SIAE sotto shock, Buttiglione dispone un altro commissariamento

Temuta, evocata, invocata (anche da parte di certe componenti del mondo autorale), l’ipotesi di un nuovo commissariamento della SIAE - che molti, tra gli autori e gli editori, leggono come un intervento in tackle del mondo politico sulle gambe della società, allo scopo di acquisirne il definitivo controllo - alla fine si è concretizzata: ed è la seconda volta in sei anni appena, dopo il lungo periodo di tutela governativa (maggio 1999-giugno 2003) che aveva preceduto le ultime libere elezioni.
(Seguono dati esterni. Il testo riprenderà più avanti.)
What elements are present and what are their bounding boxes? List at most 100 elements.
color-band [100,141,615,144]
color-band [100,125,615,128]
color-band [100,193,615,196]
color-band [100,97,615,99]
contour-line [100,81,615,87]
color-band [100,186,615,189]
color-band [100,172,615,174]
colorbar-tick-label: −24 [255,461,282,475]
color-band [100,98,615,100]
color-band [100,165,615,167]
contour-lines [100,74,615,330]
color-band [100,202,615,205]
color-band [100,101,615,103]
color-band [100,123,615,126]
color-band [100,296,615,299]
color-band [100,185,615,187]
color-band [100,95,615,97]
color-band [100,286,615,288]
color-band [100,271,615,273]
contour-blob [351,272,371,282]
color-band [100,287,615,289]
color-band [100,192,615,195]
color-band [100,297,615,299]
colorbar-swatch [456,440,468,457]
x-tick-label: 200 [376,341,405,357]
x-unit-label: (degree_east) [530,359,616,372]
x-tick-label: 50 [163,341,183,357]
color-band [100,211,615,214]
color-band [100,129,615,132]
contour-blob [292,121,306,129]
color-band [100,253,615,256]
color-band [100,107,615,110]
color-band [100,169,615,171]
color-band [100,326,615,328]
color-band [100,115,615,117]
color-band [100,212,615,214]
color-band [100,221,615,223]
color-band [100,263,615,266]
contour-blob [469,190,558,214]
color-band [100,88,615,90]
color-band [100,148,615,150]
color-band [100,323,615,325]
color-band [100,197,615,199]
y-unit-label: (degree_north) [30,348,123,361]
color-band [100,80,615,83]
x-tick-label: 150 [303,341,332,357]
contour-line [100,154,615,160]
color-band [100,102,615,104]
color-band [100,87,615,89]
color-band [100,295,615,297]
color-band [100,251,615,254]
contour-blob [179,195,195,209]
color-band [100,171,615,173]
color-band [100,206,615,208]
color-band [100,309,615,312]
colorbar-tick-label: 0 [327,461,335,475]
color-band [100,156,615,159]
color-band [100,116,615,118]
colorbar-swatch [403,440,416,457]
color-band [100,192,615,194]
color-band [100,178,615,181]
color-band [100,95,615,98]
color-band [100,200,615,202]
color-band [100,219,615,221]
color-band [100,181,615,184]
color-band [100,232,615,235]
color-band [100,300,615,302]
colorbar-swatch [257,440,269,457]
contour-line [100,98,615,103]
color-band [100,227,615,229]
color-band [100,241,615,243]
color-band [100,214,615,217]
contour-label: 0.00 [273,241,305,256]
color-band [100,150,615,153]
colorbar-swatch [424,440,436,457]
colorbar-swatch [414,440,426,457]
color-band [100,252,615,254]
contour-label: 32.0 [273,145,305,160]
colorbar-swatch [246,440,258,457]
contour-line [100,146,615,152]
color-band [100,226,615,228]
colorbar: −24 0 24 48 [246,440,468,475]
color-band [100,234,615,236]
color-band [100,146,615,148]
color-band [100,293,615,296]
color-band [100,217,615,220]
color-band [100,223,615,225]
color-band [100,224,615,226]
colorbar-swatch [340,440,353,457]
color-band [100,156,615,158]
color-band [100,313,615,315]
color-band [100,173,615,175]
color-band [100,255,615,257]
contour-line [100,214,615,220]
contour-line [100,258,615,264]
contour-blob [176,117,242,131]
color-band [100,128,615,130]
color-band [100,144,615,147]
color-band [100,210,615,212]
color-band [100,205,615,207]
Nella serata di ieri, mercoledì 27 luglio, il ministro per i Beni e le Attività Culturali del governo italiano, Rocco Buttiglione, ha comunicato la notizia-shock ai vertici della società; contestualmente, il neopresidente Ivan Cecchini, designato non più tardi del 28 giugno scorso dall’assemblea (vedi News), ritirava la sua candidatura alla carica, passata indenne in Consiglio dei Ministri ma ancora in attesa di parere positivo da parte delle Commissioni parlamentari competenti prima dell’ufficializzazione tramite decreto del Presidente della Repubblica. “Ritengo che nell’attuale fase e a fronte della delicata situazione della SIAE – scrive Cecchini in una lettera indirizzata al presidente del Consiglio Silvio Berlusconi, a Buttiglione, ai sottosegretari di Stato Gianni Letta e Paolo Bonaiuti, al segretario generale della presidenza del Consiglio (che oggi è proprio l’ex commissario straordinario dell’ente, Mauro Masi) e ai presidenti delle Commissioni Cultura di Camera e Senato – sia necessaria una presidenza che possa contare su una forte condivisione che coinvolga tutti i soggetti, istituzionali e politici, che hanno in qualche modo e misura la responsabilità di concorrere a stabilire le condizioni fondamentali per una navigazione sicura. Rispetto a questa esigenza che ritengo prioritaria per il bene della SIAE”, conclude, “non sono certo che la mia designazione possa rappresentare l’auspicato punto di equilibrio e convergenza”.
Il gesto di Cecchini non sarebbe però stato del tutto volontario, piuttosto reso obbligato da una prospettata, sicura bocciatura alle Camere: il neo presidente sarebbe risultato insomma sgradito alle alte sfere politiche, così come il suo predecessore Franco Migliacci (vedi News). Mentre il comunicato diramato da Buttiglione, che Rockol non ha avuto modo di visionare, farebbe riferimento ad una necessità urgente di modificare uno statuto che non permetterebbe una pacifica convivenza tra le due “anime” della Siae, quella privatistica/associativa (che riguarda la gestione del diritto d’autore) e quella pubblica (che esercita attività per conto dello Stato). Gli attuali reggenti (autori ed editori) della SIAE, che da tempo temevano questa deriva, prospettano un quadro fosco per il futuro, se così staranno le cose: gestione clientelare e demagogica del bilancio e delle politiche gestionali, possibile smembramento/liquidazione dell’ente e sua successiva rifondazione su basi e principi estranei alla vocazione originaria. Staremo a vedere. Intanto si attende di conoscere il nome del nuovo commissario: almeno su questo, il mistero dovrebbe dissiparsi in tempi brevi.